Key properties of density functions include:
  • The area under the curve of the PDF over its range must equal 1, ensuring that \(X\) has a probability distribution.
  • The PDF value \(f(x)\) can't be negative, since probabilities are non-negative.
The density function we've provided allows us to compute the expected value by integrating the function and exploring how \(X\) behaves with respect to the parameter \(a\). Such computations give us meaningful insights into the distribution's characteristics and behavior over its range.
Integral Calculus
Integral Calculus is one of the two main branches of calculus, and it focuses on the accumulation of quantities. In the context of probability and statistics, it's crucial for calculating things like expected values for continuous random variables.
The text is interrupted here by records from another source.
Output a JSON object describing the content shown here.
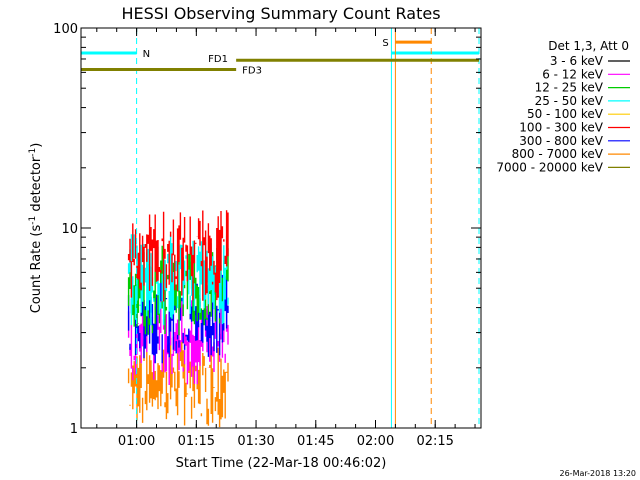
{
  "chart_data": {
    "type": "line",
    "title": "HESSI Observing Summary Count Rates",
    "xlabel": "Start Time (22-Mar-18 00:46:02)",
    "ylabel_main": "Count Rate (s",
    "ylabel_sup1": "-1",
    "ylabel_mid": " detector",
    "ylabel_sup2": "-1",
    "ylabel_end": ")",
    "yscale": "log",
    "ylim": [
      1,
      100
    ],
    "xlim": [
      "00:46:02",
      "02:26:30"
    ],
    "x_ticks": [
      "01:00",
      "01:15",
      "01:30",
      "01:45",
      "02:00",
      "02:15"
    ],
    "y_ticks": [
      "1",
      "10",
      "100"
    ],
    "grid": false,
    "legend": {
      "placement": "right",
      "title": "Det 1,3, Att 0",
      "entries": [
        {
          "label": "3 - 6 keV",
          "color": "#000000"
        },
        {
          "label": "6 - 12 keV",
          "color": "#ff00ff"
        },
        {
          "label": "12 - 25 keV",
          "color": "#00cc00"
        },
        {
          "label": "25 - 50 keV",
          "color": "#00ffff"
        },
        {
          "label": "50 - 100 keV",
          "color": "#ffcc00"
        },
        {
          "label": "100 - 300 keV",
          "color": "#ff0000"
        },
        {
          "label": "300 - 800 keV",
          "color": "#0000ff"
        },
        {
          "label": "800 - 7000 keV",
          "color": "#ff8800"
        },
        {
          "label": "7000 - 20000 keV",
          "color": "#808000"
        }
      ]
    },
    "series_levels": [
      {
        "name": "6 - 12 keV",
        "color": "#ff00ff",
        "level": 3.2
      },
      {
        "name": "12 - 25 keV",
        "color": "#00cc00",
        "level": 5.8
      },
      {
        "name": "25 - 50 keV",
        "color": "#00ffff",
        "level": 6.5
      },
      {
        "name": "100 - 300 keV",
        "color": "#ff0000",
        "level": 8.5
      },
      {
        "name": "300 - 800 keV",
        "color": "#0000ff",
        "level": 4.2
      },
      {
        "name": "800 - 7000 keV",
        "color": "#ff8800",
        "level": 2.0
      }
    ],
    "data_window": [
      "00:58",
      "01:23"
    ],
    "annotations": {
      "night": {
        "label": "N",
        "start": "00:46",
        "end": "01:00",
        "end_line": "01:00",
        "level": 75,
        "color": "#00ffff"
      },
      "saa": {
        "label": "S",
        "start": "02:05",
        "end": "02:14",
        "start_line": "02:05",
        "end_line": "02:14",
        "level": 85,
        "color": "#ff8800"
      },
      "night2": {
        "start": "02:04",
        "end": "02:26",
        "start_line": "02:04",
        "end_line": "02:26",
        "level": 75,
        "color": "#00ffff"
      },
      "fd1": {
        "label": "FD1",
        "start": "01:25",
        "end": "02:26",
        "level": 69,
        "color": "#808000"
      },
      "fd3": {
        "label": "FD3",
        "start": "00:46",
        "end": "01:25",
        "level": 62,
        "color": "#808000"
      }
    },
    "footer_date": "26-Mar-2018 13:20"
  },
  "colors": {
    "background": "#ffffff",
    "axis": "#000000",
    "night": "#00ffff",
    "saa": "#ff8800",
    "fd": "#808000"
  }
}
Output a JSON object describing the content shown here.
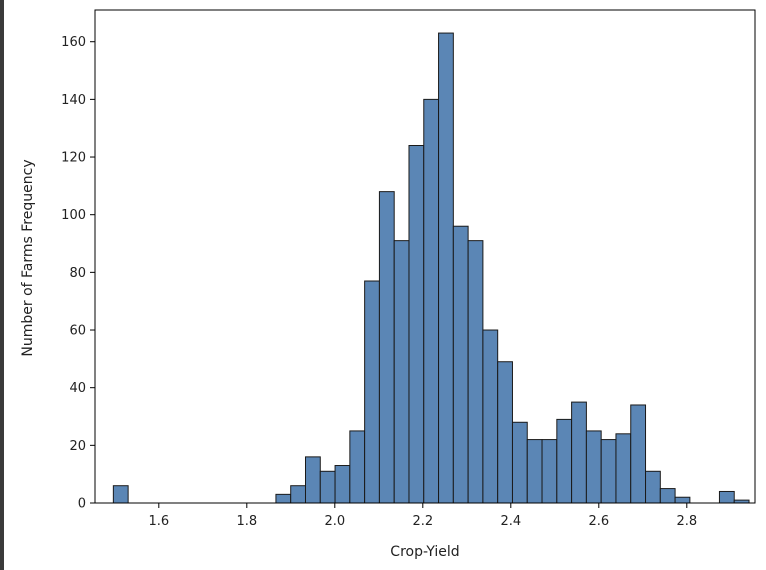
{
  "chart_data": {
    "type": "bar",
    "title": "",
    "xlabel": "Crop-Yield",
    "ylabel": "Number of Farms Frequency",
    "xlim": [
      1.455,
      2.955
    ],
    "ylim": [
      0,
      171
    ],
    "bar_color": "#5b86b5",
    "edge_color": "#1a1a1a",
    "bin_width": 0.0336,
    "grid": false,
    "x_ticks": [
      1.6,
      1.8,
      2.0,
      2.2,
      2.4,
      2.6,
      2.8
    ],
    "x_tick_labels": [
      "1.6",
      "1.8",
      "2.0",
      "2.2",
      "2.4",
      "2.6",
      "2.8"
    ],
    "y_ticks": [
      0,
      20,
      40,
      60,
      80,
      100,
      120,
      140,
      160
    ],
    "y_tick_labels": [
      "0",
      "20",
      "40",
      "60",
      "80",
      "100",
      "120",
      "140",
      "160"
    ],
    "bin_starts": [
      1.4967,
      1.8662,
      1.8998,
      1.9334,
      1.967,
      2.0006,
      2.0342,
      2.0678,
      2.1014,
      2.135,
      2.1686,
      2.2022,
      2.2358,
      2.2694,
      2.303,
      2.3366,
      2.3702,
      2.4038,
      2.4374,
      2.471,
      2.5046,
      2.5382,
      2.5718,
      2.6054,
      2.639,
      2.6726,
      2.7062,
      2.7398,
      2.7734,
      2.8742,
      2.9078
    ],
    "values": [
      6,
      3,
      6,
      16,
      11,
      13,
      25,
      77,
      108,
      91,
      124,
      140,
      163,
      96,
      91,
      60,
      49,
      28,
      22,
      22,
      29,
      35,
      25,
      22,
      24,
      34,
      11,
      5,
      2,
      4,
      1
    ]
  }
}
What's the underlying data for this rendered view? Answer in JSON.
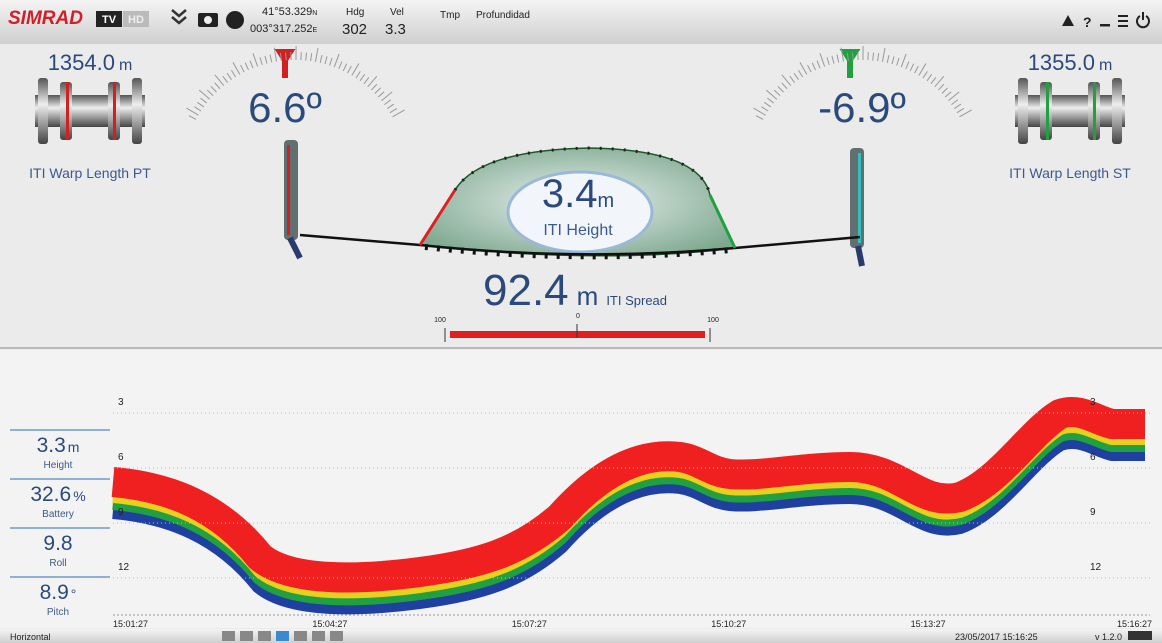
{
  "top_bar": {
    "brand": "SIMRAD",
    "badges": [
      "TV",
      "HD"
    ],
    "latitude": "41°53.329",
    "lat_hemisphere": "N",
    "longitude": "003°317.252",
    "lon_hemisphere": "E",
    "heading_label": "Hdg",
    "heading_value": "302",
    "speed_label": "Vel",
    "speed_value": "3.3",
    "temperature_label": "Tmp",
    "depth_label": "Profundidad"
  },
  "winches": [
    {
      "length": "1354.0",
      "unit": "m",
      "label": "ITI Warp Length PT",
      "angle": "6.6º"
    },
    {
      "length": "1355.0",
      "unit": "m",
      "label": "ITI Warp Length ST",
      "angle": "-6.9º"
    }
  ],
  "net": {
    "height_value": "3.4",
    "height_unit": "m",
    "height_label": "ITI Height",
    "spread_value": "92.4",
    "spread_unit": "m",
    "spread_label": "ITI Spread",
    "scale_labels": [
      "100",
      "0",
      "100"
    ]
  },
  "sensors": [
    {
      "value": "3.3",
      "unit": "m",
      "label": "Height"
    },
    {
      "value": "32.6",
      "unit": "%",
      "label": "Battery"
    },
    {
      "value": "9.8",
      "label": "Roll"
    },
    {
      "value": "8.9",
      "unit": "°",
      "label": "Pitch"
    }
  ],
  "echogram": {
    "depth_labels": [
      "3",
      "6",
      "9",
      "12"
    ],
    "time_labels": [
      "15:01:27",
      "15:04:27",
      "15:07:27",
      "15:10:27",
      "15:13:27",
      "15:16:27"
    ]
  },
  "status_bar": {
    "mode": "Horizontal",
    "datetime": "23/05/2017 15:16:25",
    "version": "v 1.2.0"
  }
}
Here's how it works for this exercise:
  • We use the integral \(\int_{1}^{\infty} x (a-1) x^{-a} \, dx\) to find \(E(X)\).
  • This involves computing the antiderivative of the function, which can require substitution and algebraic manipulation.
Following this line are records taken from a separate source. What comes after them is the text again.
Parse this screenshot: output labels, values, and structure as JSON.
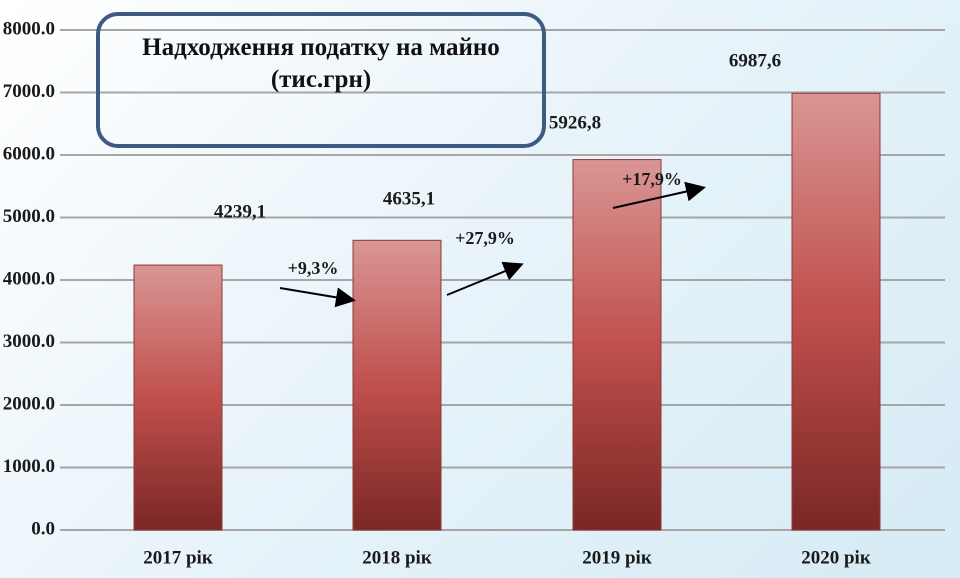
{
  "chart_data": {
    "type": "bar",
    "title": "Надходження податку на майно (тис.грн)",
    "categories": [
      "2017 рік",
      "2018 рік",
      "2019 рік",
      "2020 рік"
    ],
    "values": [
      4239.1,
      4635.1,
      5926.8,
      6987.6
    ],
    "value_labels": [
      "4239,1",
      "4635,1",
      "5926,8",
      "6987,6"
    ],
    "color": "#c0504d",
    "ylim": [
      0,
      8000
    ],
    "yticks": [
      {
        "value": 0,
        "label": "0.0"
      },
      {
        "value": 1000,
        "label": "1000.0"
      },
      {
        "value": 2000,
        "label": "2000.0"
      },
      {
        "value": 3000,
        "label": "3000.0"
      },
      {
        "value": 4000,
        "label": "4000.0"
      },
      {
        "value": 5000,
        "label": "5000.0"
      },
      {
        "value": 6000,
        "label": "6000.0"
      },
      {
        "value": 7000,
        "label": "7000.0"
      },
      {
        "value": 8000,
        "label": "8000.0"
      }
    ],
    "grid": true,
    "annotations": [
      "+9,3%",
      "+27,9%",
      "+17,9%"
    ]
  }
}
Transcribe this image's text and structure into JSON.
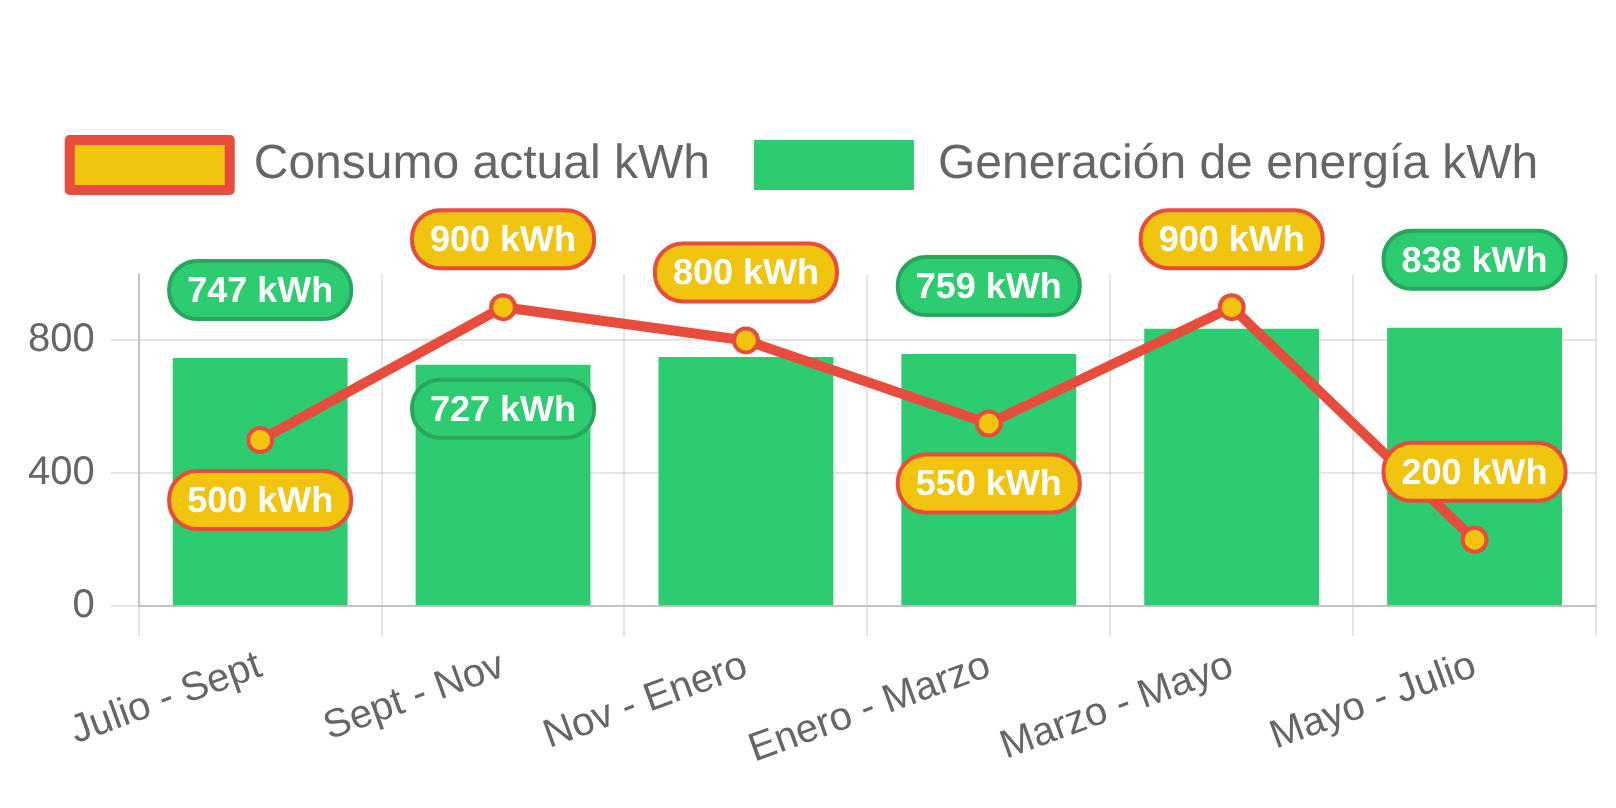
{
  "chart_data": {
    "type": "bar",
    "categories": [
      "Julio - Sept",
      "Sept - Nov",
      "Nov - Enero",
      "Enero - Marzo",
      "Marzo - Mayo",
      "Mayo - Julio"
    ],
    "series": [
      {
        "name": "Consumo actual kWh",
        "type": "line",
        "color": "#e74c3c",
        "colors": [
          "#f1c40f",
          "#f1c40f",
          "#f1c40f",
          "#f1c40f",
          "#f1c40f",
          "#f1c40f"
        ],
        "values": [
          500,
          900,
          800,
          550,
          900,
          200
        ],
        "value_labels": [
          "500 kWh",
          "900 kWh",
          "800 kWh",
          "550 kWh",
          "900 kWh",
          "200 kWh"
        ]
      },
      {
        "name": "Generación de energía kWh",
        "color": "#2ecc71",
        "values": [
          747,
          727,
          750,
          759,
          835,
          838
        ],
        "value_labels": [
          "747 kWh",
          "727 kWh",
          null,
          "759 kWh",
          null,
          "838 kWh"
        ]
      }
    ],
    "ylim": [
      0,
      1000
    ],
    "yticks": [
      0,
      400,
      800
    ],
    "grid": true,
    "legend": "top",
    "marker": "circle",
    "line_style": "solid"
  }
}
The primary goal here is to use calculus to find accumulations over an interval, which is exactly what expected value represents.
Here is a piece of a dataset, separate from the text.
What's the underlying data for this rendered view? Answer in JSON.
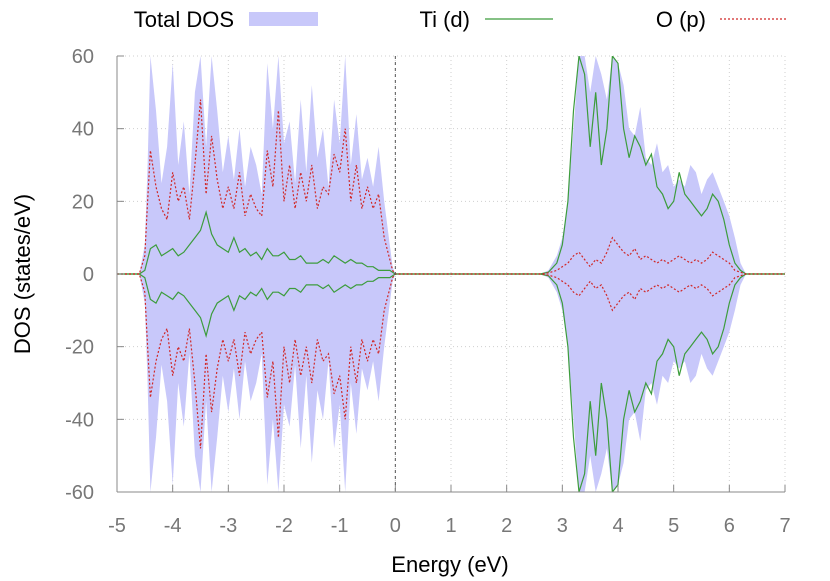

A key part of solving the exercise is evaluating the limit of the antiderivative as \(x\) approaches infinity, potentially leading to different results based on the exponent \(2-a\). Using the antiderivative \(\frac{x^{2-a}}{2-a}\), we plug in the limits and subtract, which reveals whether the expected value converges or diverges.
This process, known as evaluating improper integrals, is critical in handling cases where a PDF does not naturally terminate at a finite point. Understanding these operations is essential for interpreting probabilities in continuous settings.